Мы пробираемся сквозь подлесок медленнее и мучительнее, чем королевская процессия. Пламя потрескивает за ветками, пылающие листья падают на наши головы. Они падают все быстрее и сильнее, поскольку мы бесцельно кружим, удаляясь от цивилизации и помощи. Мне нужно что-то сказать, что-то сделать – я сотни раз собирал в этих лесах грибы; я мог бы вывести нас в дорогу за считанные минуты.

«Будь сильным, Йоссе», – слова Ризенды крутятся в моей голове, такие громкие, что я оборачиваюсь с надеждой в груди. Но это ветер, приносящий к нам треск.

Я стряхиваю длинные потные волосы с глаз, поднимаю девочек выше и прохожу к лидеру группы.
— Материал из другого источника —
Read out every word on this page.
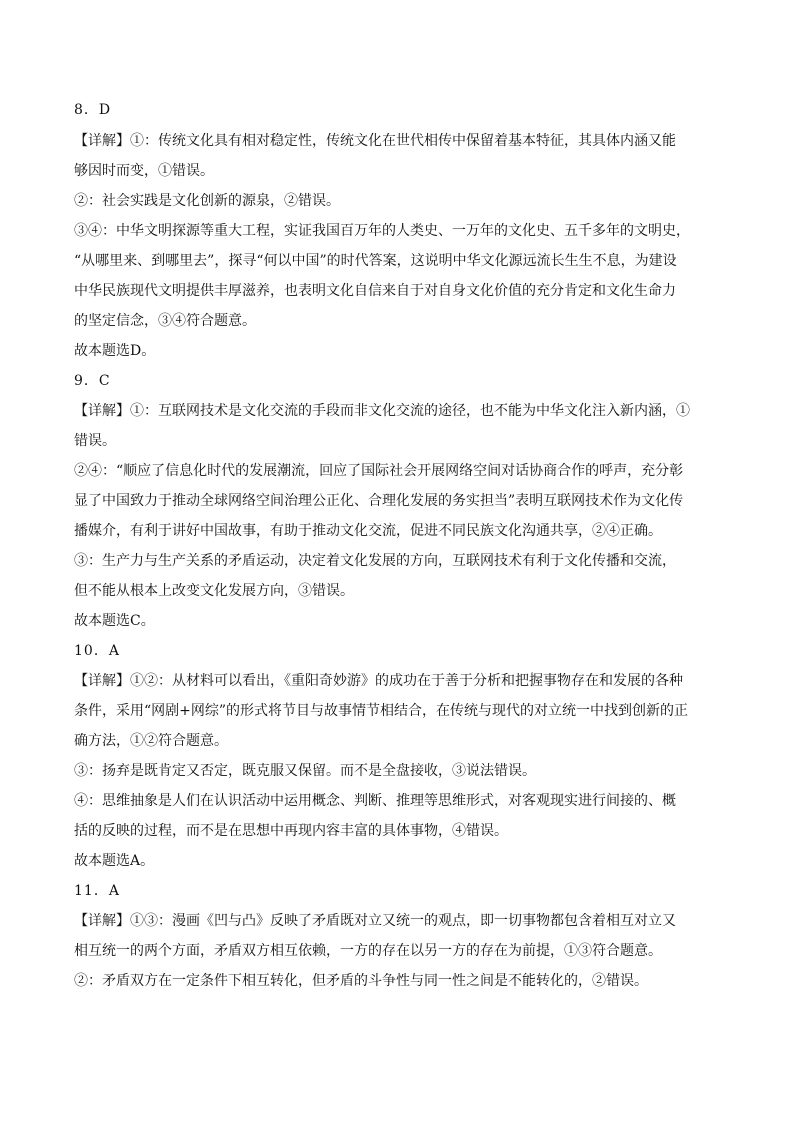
8．D

【详解】①：传统文化具有相对稳定性，传统文化在世代相传中保留着基本特征，其具体内涵又能

够因时而变，①错误。

②：社会实践是文化创新的源泉，②错误。

③④：中华文明探源等重大工程，实证我国百万年的人类史、一万年的文化史、五千多年的文明史，

“从哪里来、到哪里去”，探寻“何以中国”的时代答案，这说明中华文化源远流长生生不息，为建设

中华民族现代文明提供丰厚滋养，也表明文化自信来自于对自身文化价值的充分肯定和文化生命力

的坚定信念，③④符合题意。

故本题选D。

9．C

【详解】①：互联网技术是文化交流的手段而非文化交流的途径，也不能为中华文化注入新内涵，①

错误。

②④：“顺应了信息化时代的发展潮流，回应了国际社会开展网络空间对话协商合作的呼声，充分彰

显了中国致力于推动全球网络空间治理公正化、合理化发展的务实担当”表明互联网技术作为文化传

播媒介，有利于讲好中国故事，有助于推动文化交流，促进不同民族文化沟通共享，②④正确。

③：生产力与生产关系的矛盾运动，决定着文化发展的方向，互联网技术有利于文化传播和交流，

但不能从根本上改变文化发展方向，③错误。

故本题选C。

10．A

【详解】①②：从材料可以看出，《重阳奇妙游》的成功在于善于分析和把握事物存在和发展的各种

条件，采用“网剧+网综”的形式将节目与故事情节相结合，在传统与现代的对立统一中找到创新的正

确方法，①②符合题意。

③：扬弃是既肯定又否定，既克服又保留。而不是全盘接收，③说法错误。

④：思维抽象是人们在认识活动中运用概念、判断、推理等思维形式，对客观现实进行间接的、概

括的反映的过程，而不是在思想中再现内容丰富的具体事物，④错误。

故本题选A。

11．A

【详解】①③：漫画《凹与凸》反映了矛盾既对立又统一的观点，即一切事物都包含着相互对立又

相互统一的两个方面，矛盾双方相互依赖，一方的存在以另一方的存在为前提，①③符合题意。

②：矛盾双方在一定条件下相互转化，但矛盾的斗争性与同一性之间是不能转化的，②错误。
– Нам нужно идти на север вдоль тропы и найти карету, которая едет из Версаля, а то и из Франции.

Людовик хмуро смотрит на меня, вытирая лоб платком с серебряной вышивкой.

– Король не может бежать из своей страны.

– Ты не станешь королем, если погибнешь в этих лесах, – парирую я.

– Осторожнее, мальчик, – Конде тянется дрожащей рукой к своему мечу – будто он может убить меня в воем состоянии. Но каким-то чудом, когда я иду, он и остальные следуют за мной.

Мы пробираемся сквозь горящие деревья, огонь гаснет, когда мы приближаемся к дороге. Грубые голоса выкрикивают приказы, за ними следует хор хныканья. Мое сердце колотится в горле, когда я смотрю сквозь ветви. Двое злоумышленников в масках гонят группу окровавленных слуг и придворных по дороге мечами. А там, вторая спереди, Ризенда. Ее юбки обуглены снизу, а белые волосы колышутся вокруг нее, как туча.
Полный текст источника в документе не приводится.